- Kariz Location within Iran
- Coordinates: 38°03′44″N 56°27′45″E﻿ / ﻿38.06222°N 56.46250°E
- Country: Iran
- Province: North Khorasan
- County: Maneh
- District: Shirin Su
- Rural District: Kohneh Jolgeh

Population (2016)
- • Total: 494
- Time zone: UTC+3:30 (IRST)

= Kariz, Maneh =

Village in North Khorasan province, Iran

Kariz (كاريز) (Note: Also romanized as Kārīz) is a village in Kohneh Jolgeh Rural District of Shirin Su District in Maneh County, North Khorasan province, Iran.

==Demographics==
===Population===
At the time of the 2006 National Census, the village's population was 376 in 83 households, when it was in Shirin Su Rural District of Maneh District (Note: Renamed the Central District of Maneh County) in Maneh and Samalqan County. (Note: Renamed Samalqan County) The following census in 2011 counted 398 people in 89 households.
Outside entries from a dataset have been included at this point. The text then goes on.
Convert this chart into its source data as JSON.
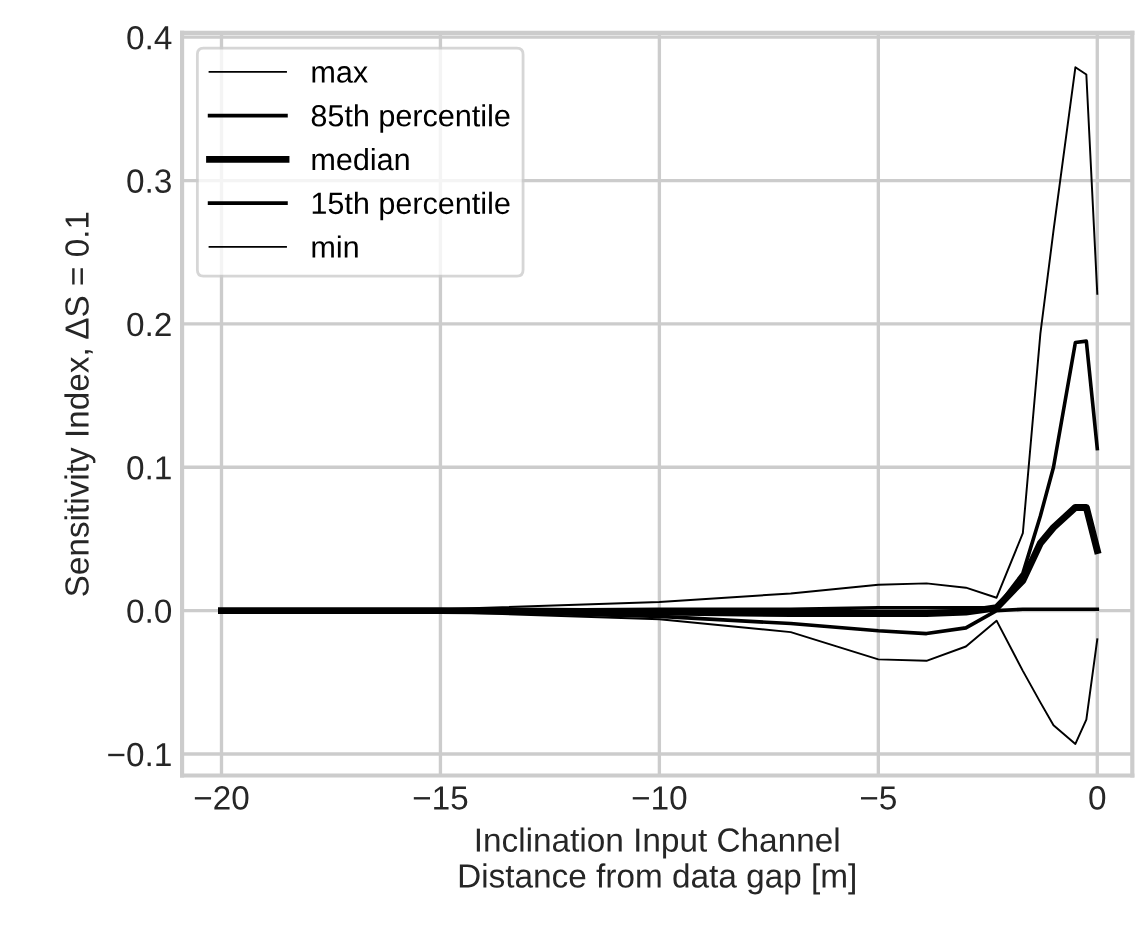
{
  "chart_data": {
    "type": "line",
    "xlabel": "Inclination Input Channel\nDistance from data gap [m]",
    "ylabel": "Sensitivity Index, ΔS = 0.1",
    "x": [
      -20,
      -15,
      -10,
      -7,
      -5,
      -3.9,
      -3,
      -2.3,
      -1.7,
      -1.3,
      -1.0,
      -0.5,
      -0.25,
      0
    ],
    "series": [
      {
        "name": "max",
        "color": "#000000",
        "values": [
          0,
          0.001,
          0.006,
          0.012,
          0.018,
          0.019,
          0.016,
          0.009,
          0.054,
          0.193,
          0.265,
          0.379,
          0.374,
          0.221
        ]
      },
      {
        "name": "85th percentile",
        "color": "#000000",
        "values": [
          0,
          0,
          0.001,
          0.001,
          0.002,
          0.002,
          0.002,
          0.002,
          0.026,
          0.066,
          0.1,
          0.187,
          0.188,
          0.113
        ]
      },
      {
        "name": "median",
        "color": "#000000",
        "values": [
          0,
          0,
          -0.001,
          -0.002,
          -0.002,
          -0.002,
          -0.001,
          0.002,
          0.021,
          0.047,
          0.058,
          0.072,
          0.072,
          0.042
        ]
      },
      {
        "name": "15th percentile",
        "color": "#000000",
        "values": [
          0,
          0,
          -0.004,
          -0.009,
          -0.014,
          -0.016,
          -0.012,
          0,
          0.001,
          0.001,
          0.001,
          0.001,
          0.001,
          0.001
        ]
      },
      {
        "name": "min",
        "color": "#000000",
        "values": [
          0,
          -0.001,
          -0.006,
          -0.015,
          -0.034,
          -0.035,
          -0.025,
          -0.007,
          -0.042,
          -0.064,
          -0.08,
          -0.093,
          -0.076,
          -0.02
        ]
      }
    ],
    "xlim": [
      -20.9,
      0.8
    ],
    "ylim": [
      -0.115,
      0.403
    ],
    "xticks": [
      {
        "value": -20,
        "label": "−20"
      },
      {
        "value": -15,
        "label": "−15"
      },
      {
        "value": -10,
        "label": "−10"
      },
      {
        "value": -5,
        "label": "−5"
      },
      0
    ],
    "yticks": [
      {
        "value": -0.1,
        "label": "−0.1"
      },
      {
        "value": 0,
        "label": "0.0"
      },
      {
        "value": 0.1,
        "label": "0.1"
      },
      {
        "value": 0.2,
        "label": "0.2"
      },
      {
        "value": 0.3,
        "label": "0.3"
      },
      {
        "value": 0.4,
        "label": "0.4"
      }
    ],
    "grid": true,
    "legend": "top left",
    "marker": "none",
    "line_style": "solid"
  }
}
The 2016 census measured the population of the village as 494 people in 105 households.

In 2023, the district was separated from the county in the establishment of Maneh County and renamed the Central District. The rural district was transferred to the new Shirin Su District, and Kariz was transferred to Kohneh Jolgeh Rural District created in the same district.